Namun uniknya, PT EPP, disebut PPK proyek tersebut ketika itu, tidak dikenakan sanksi sebagaimana diatur dalam Perpres tentang pengadaan barang dan jasa pemerintah.
Kemudian dari pantauan dan penelusuran penulis, pengerjaan Proyek Pembangunan Jembatan Gorong-gorong Galvanis tahun 2018, juga bermasalah. Proyek ini, pembayaran terakhir dilakukan Bendahara Umum Daerah (BUD) Kota Siantar pada tahun 2019 yang lalu.
Namun pada tahun 2020, jembatan dengan gorong-gorong galvanis tersebut sudah hancur. Negara pun terindikasi alami kerugian sebesar nilai proyek Rp 9,9 miliar. Pasalnya, setelah beberapa bulan, proyek itu tidak dapat dimanfaatkan fungsinya hingga saat ini.
Munculnya masalah dugaan kerugian keuangan negara pada banyak proyek, tidak terlepas dari rasa tidak pedulinya birokrat di Kota Siantar terhadap kerugian negara. Hal itu perlu diseriusi oleh Wakil Walikota Susanti.
Begitu pula dengan aparat penegak hukum (APH) yang diharapkan mampu menyeret oknum yang melakukan perbuatan melawan hukum ke pengadilan, juga membuat kecewa.
“Boro-boro” menyeret sampai ke pengadilan, tahun lalu (2021), Kejaksaan Negeri (Kejari) Kota Siantar malah “menyaingi” hasil audit BPK dengan menerbitkan hasil pemeriksaan terhadap Proyek Pembangunan Jembatan VIII. Kejari menyatakan, indikasi kerugian negara pada proyek itu hanya Rp 304 juta.
Padahal, jikapun jaksa menyebut kerugiannya jauh lebih kecil dari hasil audit BPK, sebaiknya jaksa meneruskan proses hukumnya ke tingkat penyidikan, hingga dibuktikan di pengadilan. Karena ada dugaan perbuatan melawan hukum disana.

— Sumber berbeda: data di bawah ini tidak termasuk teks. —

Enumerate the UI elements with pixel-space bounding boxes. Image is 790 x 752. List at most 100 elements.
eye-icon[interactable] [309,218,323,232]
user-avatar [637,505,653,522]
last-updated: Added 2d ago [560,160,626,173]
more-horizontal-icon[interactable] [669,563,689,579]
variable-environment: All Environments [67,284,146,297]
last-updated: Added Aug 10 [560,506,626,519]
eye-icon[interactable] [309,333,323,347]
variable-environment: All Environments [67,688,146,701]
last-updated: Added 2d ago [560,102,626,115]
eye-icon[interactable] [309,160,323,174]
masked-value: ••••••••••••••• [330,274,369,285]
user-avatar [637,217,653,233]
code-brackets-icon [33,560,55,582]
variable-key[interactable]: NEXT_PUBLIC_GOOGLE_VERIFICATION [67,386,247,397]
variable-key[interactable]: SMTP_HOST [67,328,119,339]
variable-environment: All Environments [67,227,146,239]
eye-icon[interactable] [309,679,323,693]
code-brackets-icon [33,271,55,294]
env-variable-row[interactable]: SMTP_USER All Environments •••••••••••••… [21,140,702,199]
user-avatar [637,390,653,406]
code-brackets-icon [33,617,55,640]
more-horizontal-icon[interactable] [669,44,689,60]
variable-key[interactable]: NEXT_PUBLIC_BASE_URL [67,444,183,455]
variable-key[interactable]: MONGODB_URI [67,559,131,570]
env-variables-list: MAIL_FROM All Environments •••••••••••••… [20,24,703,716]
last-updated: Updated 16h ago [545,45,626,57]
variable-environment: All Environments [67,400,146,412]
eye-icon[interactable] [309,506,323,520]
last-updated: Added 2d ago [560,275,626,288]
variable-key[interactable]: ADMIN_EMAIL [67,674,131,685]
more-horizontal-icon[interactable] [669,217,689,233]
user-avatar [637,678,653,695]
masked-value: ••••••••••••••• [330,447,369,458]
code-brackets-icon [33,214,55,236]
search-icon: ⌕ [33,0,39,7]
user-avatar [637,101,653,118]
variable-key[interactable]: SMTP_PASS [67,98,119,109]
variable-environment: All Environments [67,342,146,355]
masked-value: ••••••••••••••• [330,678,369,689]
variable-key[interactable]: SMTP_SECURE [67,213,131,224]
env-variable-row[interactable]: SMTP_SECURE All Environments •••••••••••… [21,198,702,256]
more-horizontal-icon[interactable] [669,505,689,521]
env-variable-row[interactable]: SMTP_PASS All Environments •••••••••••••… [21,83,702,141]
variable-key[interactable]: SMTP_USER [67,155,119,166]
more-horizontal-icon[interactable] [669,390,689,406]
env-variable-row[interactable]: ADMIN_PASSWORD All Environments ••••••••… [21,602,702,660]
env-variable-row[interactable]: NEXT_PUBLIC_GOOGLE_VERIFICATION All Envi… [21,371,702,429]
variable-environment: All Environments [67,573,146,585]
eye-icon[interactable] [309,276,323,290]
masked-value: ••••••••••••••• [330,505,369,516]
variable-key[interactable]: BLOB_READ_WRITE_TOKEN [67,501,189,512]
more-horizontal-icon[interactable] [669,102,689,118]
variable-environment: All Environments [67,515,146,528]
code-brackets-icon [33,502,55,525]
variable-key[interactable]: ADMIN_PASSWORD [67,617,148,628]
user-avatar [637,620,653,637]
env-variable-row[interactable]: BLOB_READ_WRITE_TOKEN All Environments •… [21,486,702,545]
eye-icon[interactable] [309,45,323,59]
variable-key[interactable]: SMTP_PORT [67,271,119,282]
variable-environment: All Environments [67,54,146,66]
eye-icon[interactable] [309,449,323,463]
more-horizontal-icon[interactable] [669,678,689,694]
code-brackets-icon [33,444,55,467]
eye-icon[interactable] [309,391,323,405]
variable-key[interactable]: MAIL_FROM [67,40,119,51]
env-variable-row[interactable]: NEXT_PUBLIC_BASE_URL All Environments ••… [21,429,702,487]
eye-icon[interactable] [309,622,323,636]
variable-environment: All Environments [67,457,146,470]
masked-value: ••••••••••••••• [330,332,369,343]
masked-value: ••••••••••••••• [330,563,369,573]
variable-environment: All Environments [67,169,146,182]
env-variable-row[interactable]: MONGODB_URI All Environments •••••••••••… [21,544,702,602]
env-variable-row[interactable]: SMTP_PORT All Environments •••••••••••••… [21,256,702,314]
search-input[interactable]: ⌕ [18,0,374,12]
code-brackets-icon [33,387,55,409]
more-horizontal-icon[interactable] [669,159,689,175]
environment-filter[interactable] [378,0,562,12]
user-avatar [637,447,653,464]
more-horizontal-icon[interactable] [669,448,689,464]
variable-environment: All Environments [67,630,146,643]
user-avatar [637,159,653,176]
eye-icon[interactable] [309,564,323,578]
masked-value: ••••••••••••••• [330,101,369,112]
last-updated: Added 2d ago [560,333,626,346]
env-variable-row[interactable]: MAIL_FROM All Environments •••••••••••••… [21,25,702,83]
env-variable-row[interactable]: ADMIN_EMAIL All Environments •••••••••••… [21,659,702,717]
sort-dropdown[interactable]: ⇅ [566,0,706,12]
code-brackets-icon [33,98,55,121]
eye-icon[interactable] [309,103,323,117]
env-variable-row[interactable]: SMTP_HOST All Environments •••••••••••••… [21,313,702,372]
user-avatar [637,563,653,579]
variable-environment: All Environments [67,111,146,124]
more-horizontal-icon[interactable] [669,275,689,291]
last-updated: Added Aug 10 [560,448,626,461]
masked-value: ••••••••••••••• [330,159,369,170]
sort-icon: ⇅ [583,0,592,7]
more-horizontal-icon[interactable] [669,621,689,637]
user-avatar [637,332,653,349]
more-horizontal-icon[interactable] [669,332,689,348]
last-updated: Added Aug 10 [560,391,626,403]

Untuk itu, permasalahan indikasi kerugian negara yang ditemukan BPK dari tahun ke tahun, haruslah menjadi perhatian serius Susanti, dengan bersikap tegas terhadap pimpinan OPD (organisasi perangkat daerah) dan kontraktor.
Sikap tegas itu, diharapkan bisa dilakukan Plt Walikota Siantar Susanti Dewayani, dengan membawa temuan BPK ke ranah hukum dan mengenakan sanksi sebagaimana diatur di peraturan perundang-undangan. Tujuannya, agar ada efek jera.
Hal lain yang cukup krusial dan sangat mendesak, berupa persoalan pencegahan dan penanganan banjir. Hal ini berhubungan dengan pengerjaan proyek pembangunan.
Serta, juga berhubungan dengan sikap birokrat yang harus peduli terhadap warga yang tertimpa musibah, dan sikap peduli terhadap pemukiman warga yang terancam banjir. Proyek pencegahan banjir, haruslah ada secara maksimal dan terlaksana dengan maksimal. (*)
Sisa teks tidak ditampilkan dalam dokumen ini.